Aquí el teólogo liberal tiembla, porque no se atreve a ser consecuente: si lo fuera, debería responder que no son relatos literales, que Jesús ni nació de una virgen, ni hizo milagros. Si además niega su divinidad cae en alguna versión del arrianismo, pero ¿y si niega su resurrección? Siguiendo con la lógica liberal, podríamos decir que Jesús no fue Dios sino un simple mortal, aunque excepcional y ejemplar, que predicó un mensaje de amor y fraternidad, y que fue crucificado por sus ideas revolucionarias en aquella época, pero que no resucitó sino que la resurrección es otro de los pasajes simbólicos de la Biblia. Que esa resurrección lo único que simboliza es el poder del bien sobre el mal, de la vida sobre la muerte, de la justicia sobre la injusticia: que el bien siempre prevalece frente al mal, como la vida a la muerte y la justicia a la injusticia. Que aunque todo parezca perdido (muerte de Jesús) siempre hay esperanza (resurrección de Jesús). Pero entonces ya no queda prácticamente nada de lo que casi todo el mundo entiende por cristianismo. Pablo de Tarso dice claramente y en dos ocasiones: “Y si Cristo no resucitó, vana es entonces nuestra predicación, vana es también vuestra fe” (1 Corintios 15, 14 y 17). ¿También hablaba aquí Pablo en sentido simbólico? Más bien es un órdago que ha resultado un farol: Jesús no resucitó, y vana es la religión cristiana basada en la fe en esa resurrección.

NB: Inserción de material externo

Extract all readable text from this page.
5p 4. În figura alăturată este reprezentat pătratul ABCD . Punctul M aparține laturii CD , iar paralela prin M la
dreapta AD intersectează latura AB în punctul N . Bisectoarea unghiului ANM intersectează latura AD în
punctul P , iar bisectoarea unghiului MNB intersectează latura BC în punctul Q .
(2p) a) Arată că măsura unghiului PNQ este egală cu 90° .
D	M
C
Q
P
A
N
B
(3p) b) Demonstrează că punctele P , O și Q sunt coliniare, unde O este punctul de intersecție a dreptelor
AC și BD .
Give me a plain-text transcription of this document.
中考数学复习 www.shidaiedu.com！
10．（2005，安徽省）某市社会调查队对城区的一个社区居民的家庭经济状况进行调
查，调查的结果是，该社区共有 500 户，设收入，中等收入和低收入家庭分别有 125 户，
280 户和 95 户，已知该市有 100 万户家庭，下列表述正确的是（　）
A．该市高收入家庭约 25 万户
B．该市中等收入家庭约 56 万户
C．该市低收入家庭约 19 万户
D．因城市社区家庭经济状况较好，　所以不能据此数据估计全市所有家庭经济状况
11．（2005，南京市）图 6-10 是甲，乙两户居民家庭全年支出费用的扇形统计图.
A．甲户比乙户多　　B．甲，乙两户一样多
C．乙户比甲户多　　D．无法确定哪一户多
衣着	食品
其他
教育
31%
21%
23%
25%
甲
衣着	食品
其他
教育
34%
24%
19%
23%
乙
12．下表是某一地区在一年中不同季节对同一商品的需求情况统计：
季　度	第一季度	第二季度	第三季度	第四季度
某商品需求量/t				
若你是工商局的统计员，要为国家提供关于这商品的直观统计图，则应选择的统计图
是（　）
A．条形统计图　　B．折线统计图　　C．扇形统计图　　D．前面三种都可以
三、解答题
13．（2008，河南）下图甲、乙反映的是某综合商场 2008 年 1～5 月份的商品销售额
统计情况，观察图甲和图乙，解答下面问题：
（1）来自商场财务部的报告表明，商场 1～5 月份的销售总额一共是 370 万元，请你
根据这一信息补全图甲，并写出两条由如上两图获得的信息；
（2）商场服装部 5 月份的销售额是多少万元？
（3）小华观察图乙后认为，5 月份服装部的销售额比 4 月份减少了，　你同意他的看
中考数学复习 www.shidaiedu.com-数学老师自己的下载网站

Y si aún somos más consecuentes todavía, podemos relativizar incluso la creencia en Dios, que no deja de ser también un elemento sobrenatural, y decir que ni siquiera Dios existe, que la idea de Dios está en los textos bíblicos por influencia de las creencias y supersticiones de la época, y que lo único importante es el mensaje de amor fraternal del hombre Jesús, ni divino ni resucitado. Una interpretación así de radical (o de coherente, según se mire) solo sería aceptada por una teología que dejara de ser teología para ser filosofía, y una religión que dejara de ser religión para ser solo razón.
Sin embargo, la teología y los cristianos, por muy liberales o radicales que sean, no llegan a este punto. Prefieren quedarse a medias, a mitad del camino, aceptando la desmitologización de algunas creencias pero manteniendo otros mitos como dogmas, de forma totalmente arbitraria e incoherente. Dice Richard Dawkins que todos los creyentes son ateos respecto de otras religiones, ya que niegan a los demás dioses de esas otras religiones: así, el cristiano es ateo respecto de Alá o de Visnú, por ejemplo. El ateo, dice Dawkins, simplemente está un paso por delante de todos ellos y niega a todos los dioses. Tal vez al cristianismo liberal solo le quede dar ese paso para ser, además, racional.
Andrés Carmona Campo. Licenciado en Filosofía y Antropología Social y Cultural. Profesor de Filosofía en un Instituto de Enseñanza Secundaria.